Lev Landau foi desde muito cedo um aluno brilhante. Nascido em Baku, no Azerbaijão, no seio de uma família judia, desde cedo aprendeu matemática com o seu pai, que trabalhava como engenheiro na indústria petrolífera. Em 1922, com apenas 14 anos, matriculou-se na Universidade estatal de Baku e dois anos depois mudou-se para a Universidade de Leninegrado. Terminou a licenciatura em física em 1927, com apenas 19 anos de idade, e nesse mesmo ano publicou na revista Zeitschrift für Physik o artigo sobre “O problema do amortecimento na mecânica ondulatória” em que desenvolve o método da matriz densidade, de forma independente e simultânea com o trabalho de John von Neumann.

O início dos seus estudos de pós-graduação deu-se numa época de grande desenvolvimento da ciência soviética, da qual Landau colheu grandes benefícios e para a qual contribui de forma prolífica. A segunda metade da década de 20 foi um período de ouro para a ciência soviética e em particular para a física. Havia uma intensa colaboração internacional e os cientistas mais destacados passavam longos períodos na Europa ocidental e nos Estados Unidos. A União Soviética torna-se um chamariz para cientistas entusiasmados com o projeto socialista.

Ainda em 1927, inicia os seus estudos de pós-graduação no então Instituto Físico-Técnico de Leninegrado, a grande escola de física da União Soviética.

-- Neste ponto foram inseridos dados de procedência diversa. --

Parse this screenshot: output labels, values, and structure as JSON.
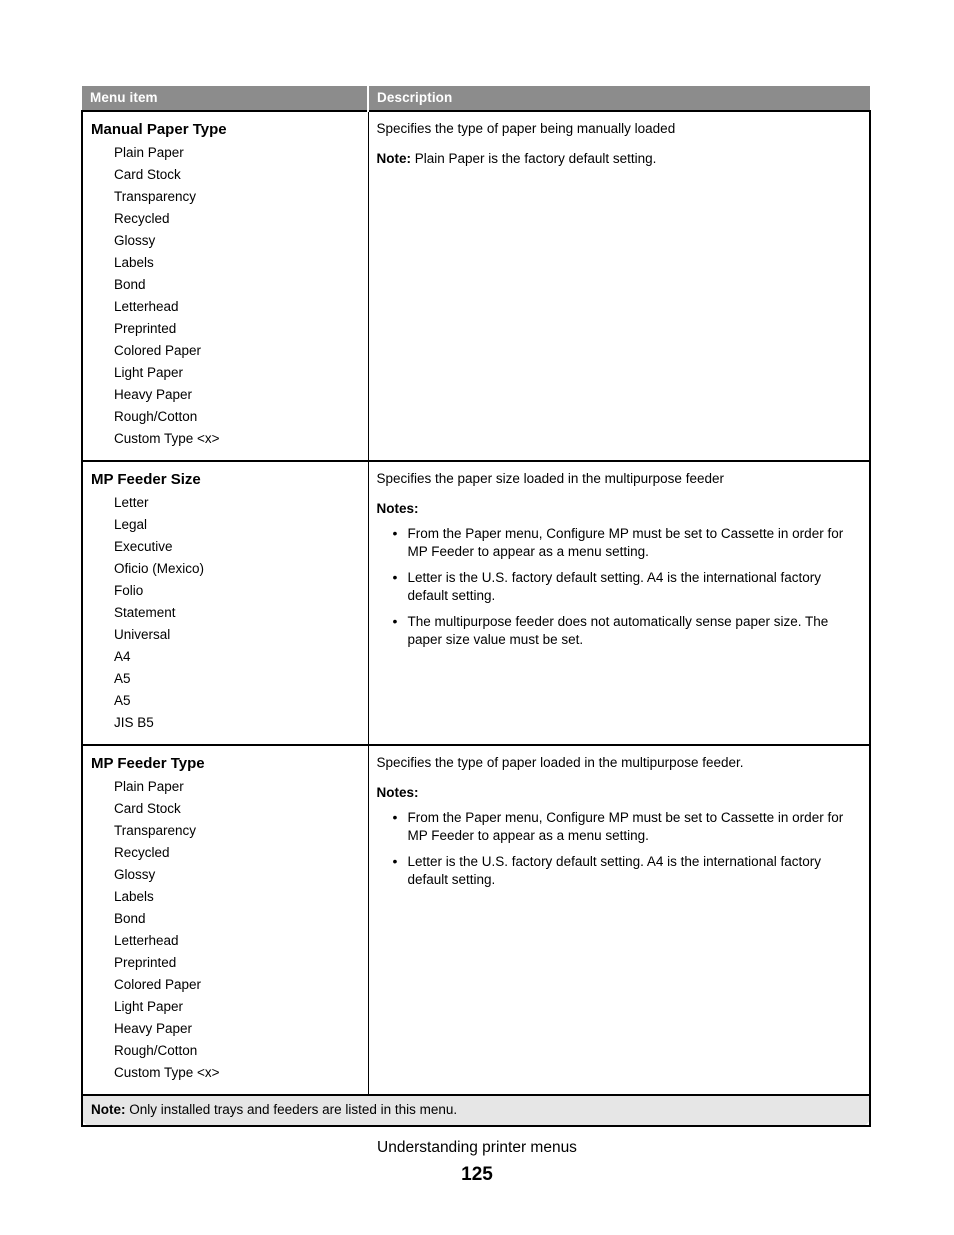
{
  "document": {
    "table": {
      "columns": {
        "menu_item": "Menu item",
        "description": "Description"
      },
      "rows": [
        {
          "title": "Manual Paper Type",
          "options": [
            "Plain Paper",
            "Card Stock",
            "Transparency",
            "Recycled",
            "Glossy",
            "Labels",
            "Bond",
            "Letterhead",
            "Preprinted",
            "Colored Paper",
            "Light Paper",
            "Heavy Paper",
            "Rough/Cotton",
            "Custom Type <x>"
          ],
          "description": {
            "lead": "Specifies the type of paper being manually loaded",
            "note_label": "Note:",
            "note_text": " Plain Paper is the factory default setting.",
            "notes_label": "",
            "bullets": []
          }
        },
        {
          "title": "MP Feeder Size",
          "options": [
            "Letter",
            "Legal",
            "Executive",
            "Oficio (Mexico)",
            "Folio",
            "Statement",
            "Universal",
            "A4",
            "A5",
            "A5",
            "JIS B5"
          ],
          "description": {
            "lead": "Specifies the paper size loaded in the multipurpose feeder",
            "note_label": "",
            "note_text": "",
            "notes_label": "Notes:",
            "bullets": [
              "From the Paper menu, Configure MP must be set to Cassette in order for MP Feeder to appear as a menu setting.",
              "Letter is the U.S. factory default setting. A4 is the international factory default setting.",
              "The multipurpose feeder does not automatically sense paper size. The paper size value must be set."
            ]
          }
        },
        {
          "title": "MP Feeder Type",
          "options": [
            "Plain Paper",
            "Card Stock",
            "Transparency",
            "Recycled",
            "Glossy",
            "Labels",
            "Bond",
            "Letterhead",
            "Preprinted",
            "Colored Paper",
            "Light Paper",
            "Heavy Paper",
            "Rough/Cotton",
            "Custom Type <x>"
          ],
          "description": {
            "lead": "Specifies the type of paper loaded in the multipurpose feeder.",
            "note_label": "",
            "note_text": "",
            "notes_label": "Notes:",
            "bullets": [
              "From the Paper menu, Configure MP must be set to Cassette in order for MP Feeder to appear as a menu setting.",
              "Letter is the U.S. factory default setting. A4 is the international factory default setting."
            ]
          }
        }
      ],
      "footnote": {
        "label": "Note:",
        "text": " Only installed trays and feeders are listed in this menu."
      }
    },
    "footer": {
      "section_title": "Understanding printer menus",
      "page_number": "125"
    },
    "colors": {
      "header_background": "#8c8c8c",
      "header_text": "#ffffff",
      "footnote_background": "#e6e6e6",
      "border": "#000000",
      "page_background": "#ffffff"
    }
  }
}
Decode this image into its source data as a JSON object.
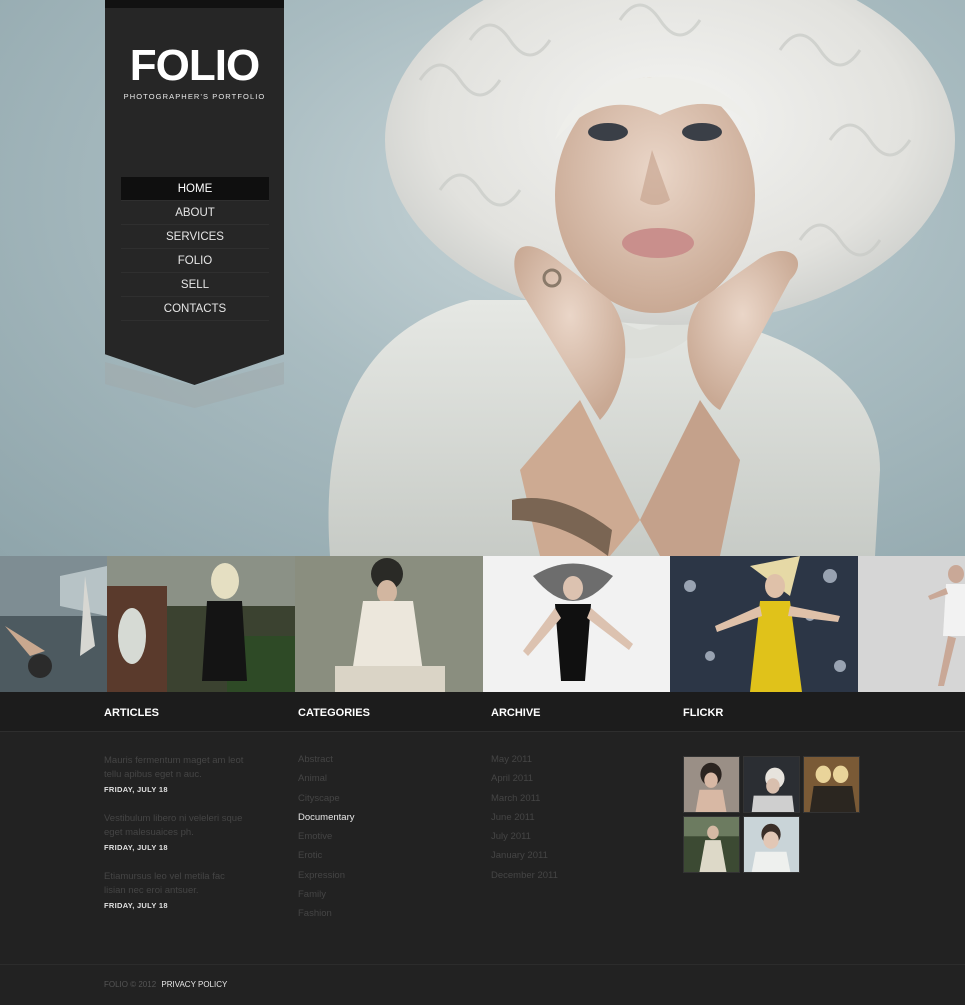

No Instituto Físico-Técnico, Landau conviveu com Gueorgui Gamov (que adoptou o conhecido nome de George Gamow quando se radicou nos Estados Unidos), Nikolay Semyonov, Matvei Bronshtein, Yakov Frenkel ou Boris Hessen. 

Já com algumas publicações relevantes, Landau foi um dos participantes no VI Congresso da Associação de Físicos Russos que decorreu no verão de 1928. O Congresso reuniu durante quatro dias em Moscovo, após o que os participantes embarcaram no vapor Aleksei Rykov rumo a Estalinegrado, com paragens em várias cidades ao longo do rio Volga para fazer palestras e discussões públicas sobre física. Entre os vários participantes estrangeiros contavam-se Max Born, Peter Debye, Paul Dirac, Leon Brillouin ou Gilbert Lewis.

Em 1929, Landau partiu numa viagem científica pela Europa que ao longo de um ano e meio o levou à Dinamarca, onde trabalhou cerca de um ano com Niels Bohr, físico que passou a considerar o seu mentor científico, a Inglaterra, onde conheceu o seu compatriota Piotr Kapitsa, à Alemanha e à Suiça. Landau era um orgulhoso cidadão soviético e fazia gala de o mostrar por onde quer que passasse. É assim que o descreve George Gamow na sua autobiografia: 

“[Landau] era um marxista fervoroso, mas de linha trotskista. Quando eu estava em Copenhaga ou Cambridge e ele estava de visita, usava sempre um blazer vermelho como símbolo das suas ideias marxistas, o que o fazia parecer, respectivamente, um carteiro dinamarquês ou uma caixa de correio britânica.”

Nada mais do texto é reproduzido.